Итак, начал я заниматься музыкой в Братиславе, но не на виолончели, как советовал органист, а на валторне. Поскольку на ней я играл еще раньше, в деревне — по праздникам и на Рождество в церкви — занятия сразу пошли хорошо: кое-чем я овладел уже дома, и учителю достаточно было лишь исправить кое-какие ошибки, поставить дыхание и научить меня точно брать тон — полный, мягкий и, главное, чистый. Уже с самого начала он заставлял меня разучивать не очень сложные вещи, написанные прямо для валторны, а также различные транскрипции более или менее известных сочинителей. По большей части их имен я в то время не знал. Впервые встретил, например, имя Керубини, две пьески которого я тогда разучил. Одну в сопровождении органа я сыграл и в нашем костеле.

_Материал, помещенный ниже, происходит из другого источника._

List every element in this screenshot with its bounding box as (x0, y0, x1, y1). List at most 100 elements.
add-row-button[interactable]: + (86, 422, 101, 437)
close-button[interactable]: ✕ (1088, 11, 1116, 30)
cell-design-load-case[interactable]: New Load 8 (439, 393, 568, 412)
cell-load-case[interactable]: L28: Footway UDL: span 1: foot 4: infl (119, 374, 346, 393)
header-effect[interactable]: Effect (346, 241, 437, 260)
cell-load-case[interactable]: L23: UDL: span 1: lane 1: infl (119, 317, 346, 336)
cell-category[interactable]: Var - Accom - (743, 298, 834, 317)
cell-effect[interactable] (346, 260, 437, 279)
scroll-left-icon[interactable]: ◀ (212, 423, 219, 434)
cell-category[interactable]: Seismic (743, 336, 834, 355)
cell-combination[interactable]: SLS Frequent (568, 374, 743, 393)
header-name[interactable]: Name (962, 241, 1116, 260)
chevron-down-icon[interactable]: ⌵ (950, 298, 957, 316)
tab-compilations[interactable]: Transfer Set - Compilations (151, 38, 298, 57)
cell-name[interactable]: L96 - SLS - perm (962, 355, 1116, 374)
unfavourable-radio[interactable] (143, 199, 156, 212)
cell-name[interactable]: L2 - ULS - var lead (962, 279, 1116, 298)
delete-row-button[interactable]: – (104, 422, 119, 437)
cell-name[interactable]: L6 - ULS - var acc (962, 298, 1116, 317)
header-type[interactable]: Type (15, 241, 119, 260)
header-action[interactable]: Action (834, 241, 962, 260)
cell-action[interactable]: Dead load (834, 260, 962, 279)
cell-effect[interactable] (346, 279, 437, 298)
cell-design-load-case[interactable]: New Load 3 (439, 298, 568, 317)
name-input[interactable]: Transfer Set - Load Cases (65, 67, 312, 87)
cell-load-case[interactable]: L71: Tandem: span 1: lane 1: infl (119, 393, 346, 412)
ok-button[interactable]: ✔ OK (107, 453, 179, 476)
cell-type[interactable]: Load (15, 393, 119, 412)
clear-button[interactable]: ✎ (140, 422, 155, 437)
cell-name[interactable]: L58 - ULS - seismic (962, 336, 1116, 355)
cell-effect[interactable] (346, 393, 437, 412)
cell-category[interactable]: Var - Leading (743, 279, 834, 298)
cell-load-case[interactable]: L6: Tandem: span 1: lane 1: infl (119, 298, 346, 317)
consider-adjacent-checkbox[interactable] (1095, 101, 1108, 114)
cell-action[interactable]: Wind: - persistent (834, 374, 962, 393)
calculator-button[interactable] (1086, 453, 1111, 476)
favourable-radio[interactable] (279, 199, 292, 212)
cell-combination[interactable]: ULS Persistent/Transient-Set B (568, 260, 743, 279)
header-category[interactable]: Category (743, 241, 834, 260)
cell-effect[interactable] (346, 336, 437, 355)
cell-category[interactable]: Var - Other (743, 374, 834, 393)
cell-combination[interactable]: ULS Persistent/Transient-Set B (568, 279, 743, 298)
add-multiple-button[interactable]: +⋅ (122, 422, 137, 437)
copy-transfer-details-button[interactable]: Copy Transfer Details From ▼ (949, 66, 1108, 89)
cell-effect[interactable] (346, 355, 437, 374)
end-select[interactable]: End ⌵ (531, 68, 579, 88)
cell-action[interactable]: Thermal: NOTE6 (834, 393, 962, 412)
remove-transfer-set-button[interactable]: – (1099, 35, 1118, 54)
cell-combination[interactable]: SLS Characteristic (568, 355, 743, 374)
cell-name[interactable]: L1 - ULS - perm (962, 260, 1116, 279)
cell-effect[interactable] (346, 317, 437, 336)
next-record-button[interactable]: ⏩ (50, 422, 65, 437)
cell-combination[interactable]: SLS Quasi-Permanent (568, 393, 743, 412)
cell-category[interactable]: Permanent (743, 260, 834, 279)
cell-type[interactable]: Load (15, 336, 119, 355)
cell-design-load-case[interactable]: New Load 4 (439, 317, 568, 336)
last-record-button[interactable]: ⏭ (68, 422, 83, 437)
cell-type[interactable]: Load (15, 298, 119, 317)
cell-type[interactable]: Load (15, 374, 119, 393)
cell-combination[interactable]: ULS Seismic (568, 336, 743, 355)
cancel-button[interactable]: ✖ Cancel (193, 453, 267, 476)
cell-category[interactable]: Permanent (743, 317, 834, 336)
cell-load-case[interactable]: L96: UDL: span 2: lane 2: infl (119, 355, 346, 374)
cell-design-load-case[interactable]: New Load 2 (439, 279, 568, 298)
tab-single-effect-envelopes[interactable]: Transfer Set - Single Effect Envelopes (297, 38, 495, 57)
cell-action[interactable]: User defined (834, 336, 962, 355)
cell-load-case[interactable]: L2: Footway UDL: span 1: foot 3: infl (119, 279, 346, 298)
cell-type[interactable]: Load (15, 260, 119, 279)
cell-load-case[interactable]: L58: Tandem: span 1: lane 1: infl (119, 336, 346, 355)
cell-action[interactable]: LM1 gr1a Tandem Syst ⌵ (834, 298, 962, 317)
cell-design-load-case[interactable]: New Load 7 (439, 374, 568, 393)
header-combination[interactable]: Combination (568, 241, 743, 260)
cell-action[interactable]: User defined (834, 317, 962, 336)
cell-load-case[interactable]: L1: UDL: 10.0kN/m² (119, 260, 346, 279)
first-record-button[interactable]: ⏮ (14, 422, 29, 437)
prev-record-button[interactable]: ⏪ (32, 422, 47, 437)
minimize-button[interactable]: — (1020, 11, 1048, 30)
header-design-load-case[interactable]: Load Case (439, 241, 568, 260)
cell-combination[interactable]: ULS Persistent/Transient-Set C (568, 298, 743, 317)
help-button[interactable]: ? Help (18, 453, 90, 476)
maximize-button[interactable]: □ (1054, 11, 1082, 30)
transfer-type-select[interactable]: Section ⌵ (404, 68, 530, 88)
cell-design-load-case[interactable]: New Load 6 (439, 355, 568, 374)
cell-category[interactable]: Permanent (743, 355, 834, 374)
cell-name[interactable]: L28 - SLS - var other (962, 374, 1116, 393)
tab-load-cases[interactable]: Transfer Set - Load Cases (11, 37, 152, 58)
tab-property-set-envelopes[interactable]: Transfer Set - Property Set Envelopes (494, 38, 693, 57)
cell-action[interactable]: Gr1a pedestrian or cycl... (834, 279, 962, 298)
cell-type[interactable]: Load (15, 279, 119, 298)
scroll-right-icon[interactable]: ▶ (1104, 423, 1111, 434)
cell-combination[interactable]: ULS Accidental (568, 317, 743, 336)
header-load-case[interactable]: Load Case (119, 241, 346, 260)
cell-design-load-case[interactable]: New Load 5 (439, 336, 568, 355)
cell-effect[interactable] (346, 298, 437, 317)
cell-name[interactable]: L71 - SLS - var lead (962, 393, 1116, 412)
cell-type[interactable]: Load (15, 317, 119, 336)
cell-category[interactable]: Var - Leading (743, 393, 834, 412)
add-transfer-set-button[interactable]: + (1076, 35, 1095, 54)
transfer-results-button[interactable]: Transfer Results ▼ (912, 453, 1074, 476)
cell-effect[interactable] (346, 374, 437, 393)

Многие пьески я достал у братиславских валторнистов, которых знал наперечет. Они вызывали у меня особый интерес. Я и до сих пор не пропускаю ни одного валторниста. Как завижу где на улице валторну — у меня враз дух захватывает — так бы и бросился за ней. Знал я не только тех, кто играл в театре, на радио, в филармонии, но и всех студентов, даже пенсионеров. Многие музыканты тогда работали на железной дороге, на почте: после войны власти распустили гарнизонные оркестры, и большинство оркестрантов остались без средств к существованию. Не засчитали им даже годы, отбарабаненные в военном оркестре во время войны, их снова забрили в армию, а когда они отслужили, то не смогли найти для себя ничего лучшего, чем ходить с почтальонскими сумками по улицам Братиславы и других городов.
Я любил встречаться с такими людьми, да и они не оставляли меня без внимания: “Ты валторнист? Чего же к нам не захаживаешь?” А как приду, тотчас подваливают и другие: бывало, прибежит почтальон, сбросит с плеча сумку, и вмиг в руке инструмент: “Я на минутку, еще и почту не успел разнести”.
Не раз играл я с ними на похоронах. Делились они со мной по справедливости: когда получал я по пятьдесят крон, когда по двадцать, но всегда — колбасу и стаканчик вина.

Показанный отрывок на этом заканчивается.